January 27, 2012: Novartis has announced its 2011 financial results, reporting a net sales increase of 16% to $58.6 billion, with a positive currency impact of 4% arising from the weakness of the US dollar against most major currencies during much of the year. Recently launched products sales grew by 38% over 2010 to $14.4 billion.
Pharmaceuticals net sales grew by 7% to $32.5 billion, and Alcon net sales of $10 billion rose 10% on a pro forma basis. Sandoz net sales also grew by 10%, to $9.5 billion. Vaccines and Diagnostics net sales were down 32% to $2.0 billion, mainly due to the high sales figure of A(H1N1) pandemic flu vaccine sales in 2010. Net sales of the two Consumer Health businesses together grew by 6% to $4.6 billion.
Operating income was down 5% to $11.0 billion. Exceptional income and expense in 2011 amounted to a net $1.9 billion expense compared to $1.3 billion expense in the prior year. The weakness of the US dollar, combined with the strong Swiss franc, resulted in a negative currency impact of 6 percentage points.
Core operating income increased by 14% to $15.9 billion.
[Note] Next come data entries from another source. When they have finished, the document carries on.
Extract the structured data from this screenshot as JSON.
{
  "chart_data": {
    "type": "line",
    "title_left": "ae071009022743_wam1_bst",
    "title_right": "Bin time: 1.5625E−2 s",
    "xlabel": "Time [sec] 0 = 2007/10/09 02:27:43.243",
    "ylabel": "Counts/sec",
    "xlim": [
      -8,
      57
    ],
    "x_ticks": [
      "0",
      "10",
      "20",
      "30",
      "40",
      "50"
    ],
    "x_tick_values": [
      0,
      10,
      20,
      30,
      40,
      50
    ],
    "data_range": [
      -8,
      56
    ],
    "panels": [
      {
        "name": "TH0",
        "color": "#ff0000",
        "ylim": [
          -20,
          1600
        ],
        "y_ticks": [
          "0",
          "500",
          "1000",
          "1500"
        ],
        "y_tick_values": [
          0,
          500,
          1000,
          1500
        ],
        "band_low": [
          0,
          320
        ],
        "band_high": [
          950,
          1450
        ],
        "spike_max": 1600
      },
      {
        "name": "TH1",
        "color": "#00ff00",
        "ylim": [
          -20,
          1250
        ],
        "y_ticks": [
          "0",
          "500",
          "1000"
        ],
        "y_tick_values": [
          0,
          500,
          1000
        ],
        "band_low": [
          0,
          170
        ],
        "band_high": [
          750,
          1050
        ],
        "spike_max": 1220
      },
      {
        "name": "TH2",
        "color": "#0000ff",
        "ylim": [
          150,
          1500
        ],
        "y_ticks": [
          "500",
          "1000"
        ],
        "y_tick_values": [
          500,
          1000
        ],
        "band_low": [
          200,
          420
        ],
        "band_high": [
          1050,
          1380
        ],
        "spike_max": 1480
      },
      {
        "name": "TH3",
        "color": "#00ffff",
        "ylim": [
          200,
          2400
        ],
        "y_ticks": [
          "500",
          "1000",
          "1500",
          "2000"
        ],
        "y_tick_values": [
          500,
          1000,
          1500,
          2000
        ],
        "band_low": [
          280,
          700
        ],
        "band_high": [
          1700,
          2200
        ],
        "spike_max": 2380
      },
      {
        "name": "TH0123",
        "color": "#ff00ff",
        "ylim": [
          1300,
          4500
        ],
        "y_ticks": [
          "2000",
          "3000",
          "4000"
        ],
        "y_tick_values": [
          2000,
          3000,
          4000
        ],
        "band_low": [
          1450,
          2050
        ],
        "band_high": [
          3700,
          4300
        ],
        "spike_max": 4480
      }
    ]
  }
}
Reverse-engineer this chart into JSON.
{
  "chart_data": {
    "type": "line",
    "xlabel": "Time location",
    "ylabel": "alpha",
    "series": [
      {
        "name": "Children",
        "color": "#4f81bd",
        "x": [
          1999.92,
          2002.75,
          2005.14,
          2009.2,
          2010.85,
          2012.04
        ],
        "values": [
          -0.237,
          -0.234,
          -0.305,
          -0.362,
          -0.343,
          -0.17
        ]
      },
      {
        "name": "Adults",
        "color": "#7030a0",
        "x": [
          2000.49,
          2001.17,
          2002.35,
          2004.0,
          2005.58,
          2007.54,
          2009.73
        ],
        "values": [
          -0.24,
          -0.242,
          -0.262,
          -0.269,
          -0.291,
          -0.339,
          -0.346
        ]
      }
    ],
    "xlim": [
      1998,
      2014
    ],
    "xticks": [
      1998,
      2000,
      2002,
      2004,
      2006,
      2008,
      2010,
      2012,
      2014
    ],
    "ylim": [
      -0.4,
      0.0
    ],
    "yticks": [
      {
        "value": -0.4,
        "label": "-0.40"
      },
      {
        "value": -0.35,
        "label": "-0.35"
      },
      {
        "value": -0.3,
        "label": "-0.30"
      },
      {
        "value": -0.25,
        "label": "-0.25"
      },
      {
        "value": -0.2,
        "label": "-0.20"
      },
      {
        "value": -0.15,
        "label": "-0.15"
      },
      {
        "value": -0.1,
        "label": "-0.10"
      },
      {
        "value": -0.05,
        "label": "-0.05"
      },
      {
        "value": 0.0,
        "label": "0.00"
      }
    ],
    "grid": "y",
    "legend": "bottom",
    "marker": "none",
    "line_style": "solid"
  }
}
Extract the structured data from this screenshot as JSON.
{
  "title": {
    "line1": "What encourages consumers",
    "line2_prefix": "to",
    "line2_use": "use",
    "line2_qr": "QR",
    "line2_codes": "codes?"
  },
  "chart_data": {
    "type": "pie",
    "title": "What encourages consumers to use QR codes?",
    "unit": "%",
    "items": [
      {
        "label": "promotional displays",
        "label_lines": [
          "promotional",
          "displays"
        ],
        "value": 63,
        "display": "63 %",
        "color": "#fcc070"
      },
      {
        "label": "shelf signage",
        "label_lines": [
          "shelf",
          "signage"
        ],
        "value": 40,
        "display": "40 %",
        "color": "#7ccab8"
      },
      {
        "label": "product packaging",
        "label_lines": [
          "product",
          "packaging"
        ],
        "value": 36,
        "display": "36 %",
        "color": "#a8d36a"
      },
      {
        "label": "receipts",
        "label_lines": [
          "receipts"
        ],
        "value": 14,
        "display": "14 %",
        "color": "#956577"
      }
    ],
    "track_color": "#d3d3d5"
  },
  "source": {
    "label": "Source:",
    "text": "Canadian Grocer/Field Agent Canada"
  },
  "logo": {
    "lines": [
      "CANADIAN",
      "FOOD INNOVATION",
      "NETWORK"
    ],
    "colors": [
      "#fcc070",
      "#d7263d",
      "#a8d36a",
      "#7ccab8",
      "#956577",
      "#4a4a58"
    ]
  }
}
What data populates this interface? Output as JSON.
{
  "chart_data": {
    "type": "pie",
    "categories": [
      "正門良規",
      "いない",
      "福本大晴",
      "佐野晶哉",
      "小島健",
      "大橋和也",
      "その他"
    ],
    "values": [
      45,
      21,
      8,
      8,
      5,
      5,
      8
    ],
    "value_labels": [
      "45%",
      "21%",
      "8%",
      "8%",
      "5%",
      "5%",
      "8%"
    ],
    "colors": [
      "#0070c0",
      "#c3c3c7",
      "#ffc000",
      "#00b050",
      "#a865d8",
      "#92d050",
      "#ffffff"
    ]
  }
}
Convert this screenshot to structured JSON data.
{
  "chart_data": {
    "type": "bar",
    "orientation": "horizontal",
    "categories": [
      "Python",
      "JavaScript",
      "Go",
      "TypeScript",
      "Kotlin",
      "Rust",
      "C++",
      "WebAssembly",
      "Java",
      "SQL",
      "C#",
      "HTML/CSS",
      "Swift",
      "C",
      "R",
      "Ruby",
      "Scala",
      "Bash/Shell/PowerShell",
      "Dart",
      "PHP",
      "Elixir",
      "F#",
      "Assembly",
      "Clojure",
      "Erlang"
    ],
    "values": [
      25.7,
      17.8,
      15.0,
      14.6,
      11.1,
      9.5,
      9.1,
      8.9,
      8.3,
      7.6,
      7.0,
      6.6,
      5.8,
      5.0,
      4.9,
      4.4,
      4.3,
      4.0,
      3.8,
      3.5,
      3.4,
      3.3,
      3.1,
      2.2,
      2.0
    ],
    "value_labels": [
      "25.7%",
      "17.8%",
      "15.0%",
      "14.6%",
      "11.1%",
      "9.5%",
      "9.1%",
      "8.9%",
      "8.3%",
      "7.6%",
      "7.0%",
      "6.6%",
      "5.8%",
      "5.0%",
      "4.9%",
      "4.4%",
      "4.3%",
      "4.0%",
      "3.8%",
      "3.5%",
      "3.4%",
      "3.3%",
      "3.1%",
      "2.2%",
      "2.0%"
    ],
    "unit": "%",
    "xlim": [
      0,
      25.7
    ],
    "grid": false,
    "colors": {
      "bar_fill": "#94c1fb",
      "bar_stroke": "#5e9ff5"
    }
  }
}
Core operating income margin in constant currencies increased by 1.1 percentage points. However, this improvement was offset by a negative currency impact of 1.6 percentage points, resulting in a net decrease in core operating income margin of 0.5 percentage points to 27.2% of net sales.
Net income decreased by 7% to $9.2 billion as a result of lower associated company income, higher financing costs following the Alcon acquisition, and EPS declined by 11%, more than the decline in net income, mainly as a result of the increase in issued shares following the Alcon merger, partially offset by a lower impact from non-controlling interests.
Commenting on the results, Joseph Jimenez, CEO of Novartis, said: “Novartis achieved solid sales growth and strong operating leverage in the fourth quarter and for the year as a whole. We maintained our innovation momentum this year, achieving 15 key approvals and expanding our already robust pipeline. We also improved core margins through targeted productivity initiatives. However, we experienced some disappointments in the fourth quarter, with Tekturna/Rasilez and with the need to improve our quality standards at some manufacturing sites. We are committed to ensuring one single high-quality standard across Novartis and will invest the necessary resources to achieve this goal in all divisions. Novartis is well positioned as we face the expected patent expirations and will continue discovering new treatments to improve the health of patients across the globe.”
The company stated that recently launched products had fueled its growth. Novartis has several potential blockbuster products in its pharmaceuticals portfolio, and products launched since 2007 contributed $14.4 billion (25% of net sales) for the full year. It said strong underlying growth in the fourth quarter was driven by Pharmaceuticals, Alcon and Vaccines and Diagnostics but that loss of exclusivity and pricing pressures from generic competition had had a strong impact on results.